All authority in heaven and on earth has been given to me. Go therefore and disciple all the nations, baptizing them in the name of the Father and of the Son and of the Holy Spirit, teaching them to observe all that I have commanded you. And behold, I am with you always, to the end of the age.

If Waters had stuck with “ourselves” he would have slipped through.  But not even agents?  And “usher in” is rather misleading.  Jesus says he’s already done it.  All that is left is growth and mopping up.  He’s now king.  A man is ruling at the right hand of God (new heavens) and the Spirit has been poured out (new earth).  The stone has shattered the empires and is now growing into a mountainPsalm 2 is fulfilled and now all nations are being given over to the Son as the Great Commission spells outPsalm 110 is being fulfilled and God’s enemies are being put under his feet.

What assumptions are being brought to the text that make this anything less than obvious?

2 thoughts on “Could you even try to more directly contradict the Bible?

  1. Scott

    Mark,

    “All that is left is growth and mopping up”. How does the day of judgement relate to this? Isn’t that day a point of significant discontinuity? Now the Lord “hath ordained civil magistrates to be under Him”. They ought to govern “according to the wholesome laws of each commonwealth” and they might be unrighteous. But on the day of judgement the righteous shall join the Lord in the judgement of the reprobate. The current order is overthrown.

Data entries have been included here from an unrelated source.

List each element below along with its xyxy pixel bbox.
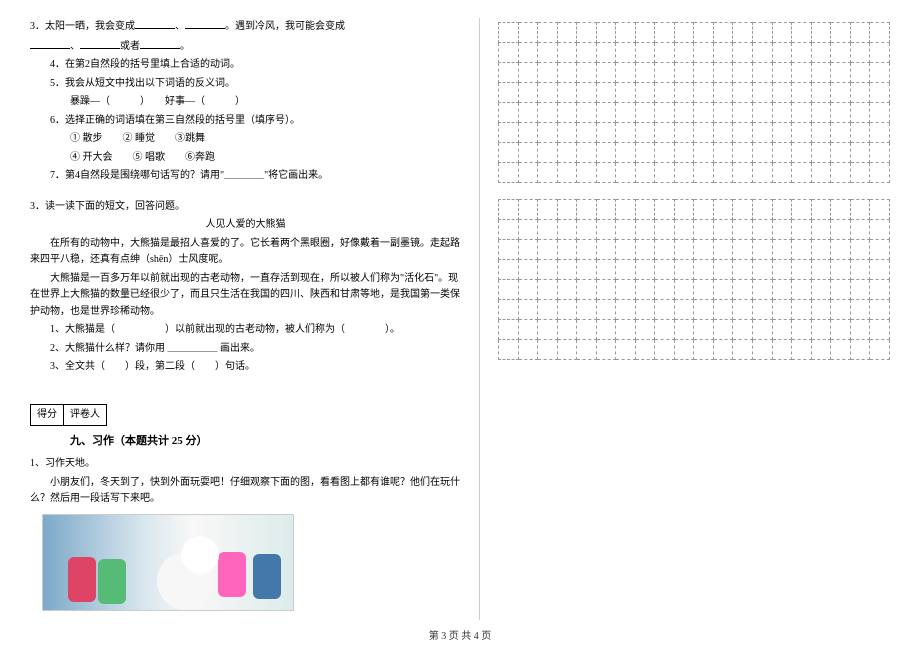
left-column: 3．太阳一晒，我会变成、。遇到冷风，我可能会变成 、或者。 4．在第2自然段的括… — [30, 18, 479, 620]
writing-head: 1、习作天地。 — [30, 456, 461, 473]
q5-main: 5．我会从短文中找出以下词语的反义词。 — [30, 76, 461, 93]
reading-p2: 大熊猫是一百多万年以前就出现的古老动物，一直存活到现在，所以被人们称为"活化石"… — [30, 271, 461, 321]
writing-image — [42, 514, 294, 611]
section9-title: 九、习作（本题共计 25 分） — [70, 432, 461, 450]
q4: 4．在第2自然段的括号里填上合适的动词。 — [30, 57, 461, 74]
q5-items: 暴躁—（ ） 好事—（ ） — [30, 94, 461, 111]
page-footer: 第 3 页 共 4 页 — [0, 627, 920, 642]
grader-label: 评卷人 — [64, 405, 106, 426]
q6-opts2: ④ 开大会 ⑤ 唱歌 ⑥奔跑 — [30, 150, 461, 167]
score-label: 得分 — [31, 405, 64, 426]
q3-line1: 3．太阳一晒，我会变成、。遇到冷风，我可能会变成 — [30, 18, 461, 36]
right-column — [479, 18, 890, 620]
writing-grids — [498, 22, 890, 360]
q6-opts1: ① 散步 ② 睡觉 ③跳舞 — [30, 131, 461, 148]
q7: 7．第4自然段是围绕哪句话写的？请用"＿＿＿＿"将它画出来。 — [30, 168, 461, 185]
reading-title: 人见人爱的大熊猫 — [30, 217, 461, 234]
reading-q3: 3、全文共（ ）段，第二段（ ）句话。 — [30, 359, 461, 376]
score-box: 得分 评卷人 — [30, 404, 107, 427]
reading-intro: 3．读一读下面的短文，回答问题。 — [30, 199, 461, 216]
writing-body: 小朋友们，冬天到了，快到外面玩耍吧！仔细观察下面的图，看看图上都有谁呢？他们在玩… — [30, 475, 461, 508]
reading-q2: 2、大熊猫什么样？请你用 ＿＿＿＿＿ 画出来。 — [30, 341, 461, 358]
q3-line2: 、或者。 — [30, 38, 461, 56]
q6-main: 6．选择正确的词语填在第三自然段的括号里（填序号）。 — [30, 113, 461, 130]
reading-p1: 在所有的动物中，大熊猫是最招人喜爱的了。它长着两个黑眼圈，好像戴着一副墨镜。走起… — [30, 236, 461, 269]
reading-q1: 1、大熊猫是（ ）以前就出现的古老动物，被人们称为（ ）。 — [30, 322, 461, 339]
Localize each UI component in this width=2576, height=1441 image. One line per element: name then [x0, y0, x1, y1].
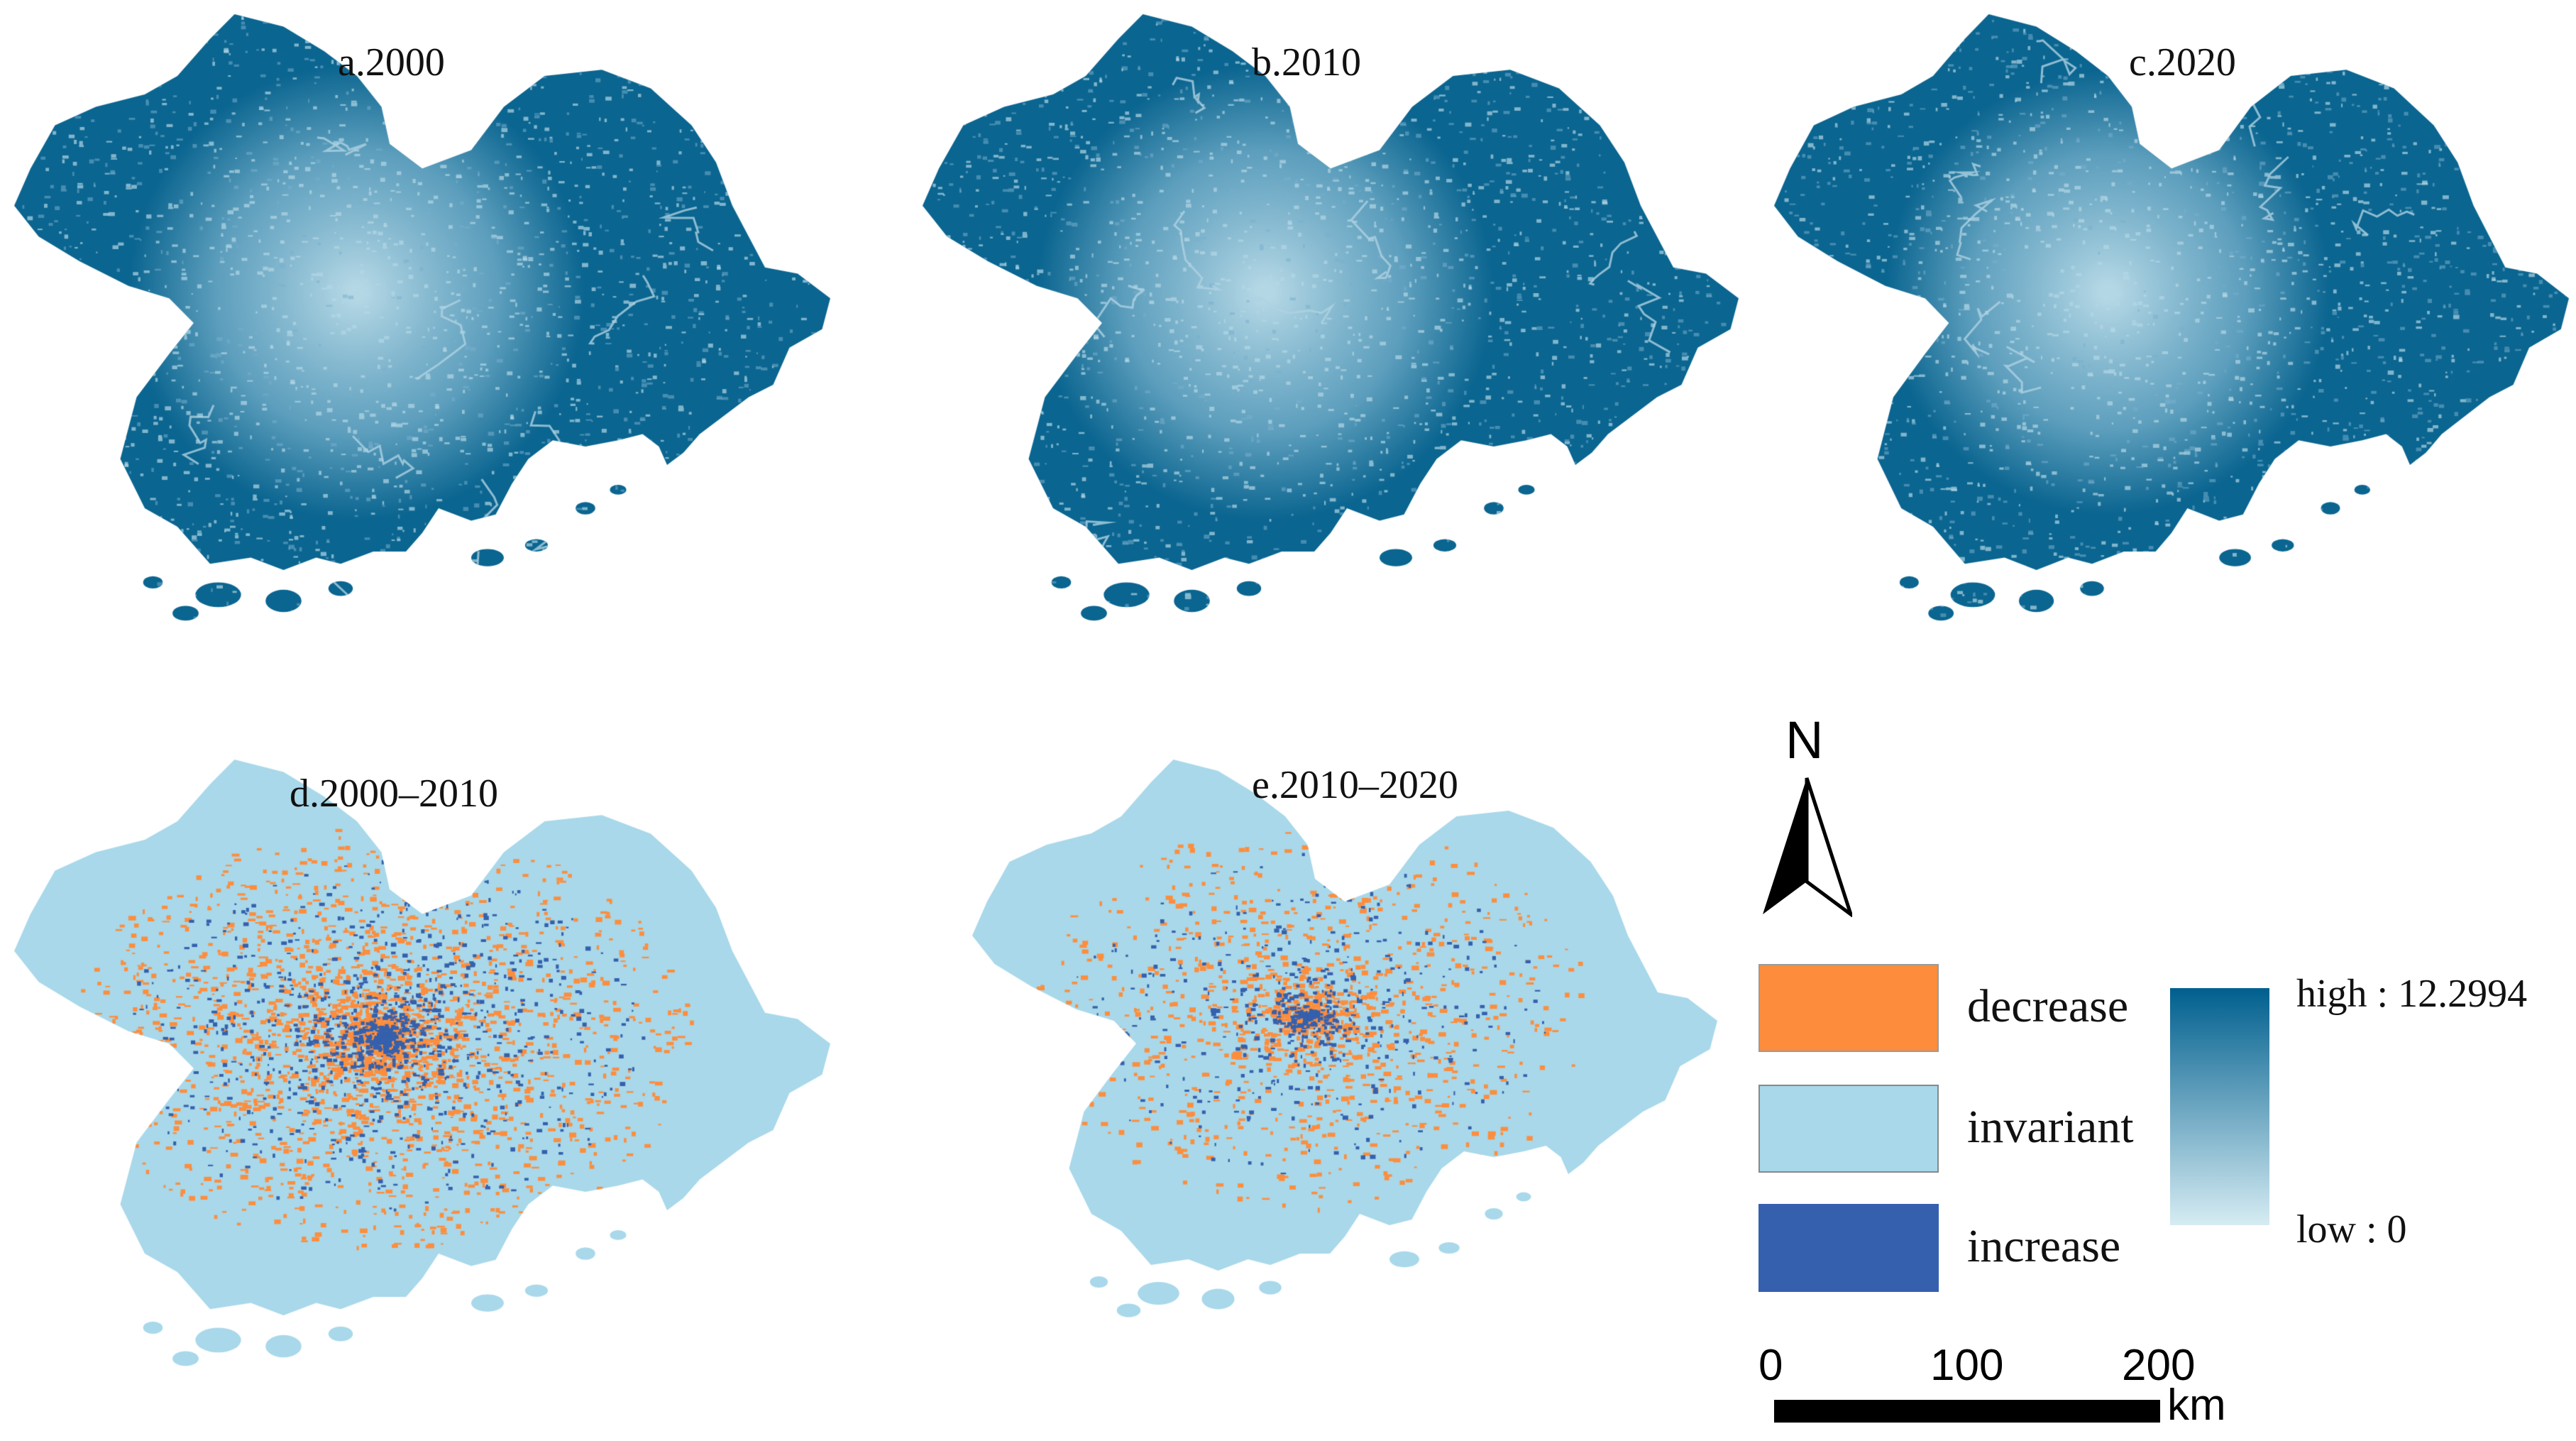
scale-unit: km — [2167, 1381, 2226, 1430]
scale-tick-0: 0 — [1758, 1341, 1783, 1390]
panel-label-a: a.2000 — [338, 40, 445, 84]
north-arrow-icon — [1763, 777, 1852, 917]
panel-label-e: e.2010–2020 — [1252, 763, 1458, 807]
north-label: N — [1785, 711, 1824, 769]
panel-label-b: b.2010 — [1252, 40, 1361, 84]
legend-label-invariant: invariant — [1967, 1101, 2134, 1153]
ramp-high-label: high : 12.2994 — [2296, 972, 2528, 1016]
legend-swatch-increase — [1758, 1204, 1939, 1292]
scale-tick-200: 200 — [2122, 1341, 2196, 1390]
legend-swatch-decrease — [1758, 964, 1939, 1052]
panel-label-c: c.2020 — [2129, 40, 2236, 84]
legend-label-decrease: decrease — [1967, 980, 2129, 1032]
panel-label-d: d.2000–2010 — [290, 772, 498, 816]
scale-tick-100: 100 — [1930, 1341, 2004, 1390]
legend-label-increase: increase — [1967, 1220, 2121, 1272]
legend-color-ramp — [2170, 988, 2269, 1225]
legend-swatch-invariant — [1758, 1085, 1939, 1173]
ramp-low-label: low : 0 — [2296, 1207, 2407, 1251]
scale-bar — [1774, 1400, 2160, 1423]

    I raise the question because it appears that you and Waters are referring to different orders by the same phrase.

    Scott

    Reply
  2. mark Post author

    Sure it is significant discontinuity, but the “new creation” has plainly already begun (Galatians, 2 Corinthians). Waters may be able to make more nuances but the pull quote as Clark was using it was entirely wrong and implausible.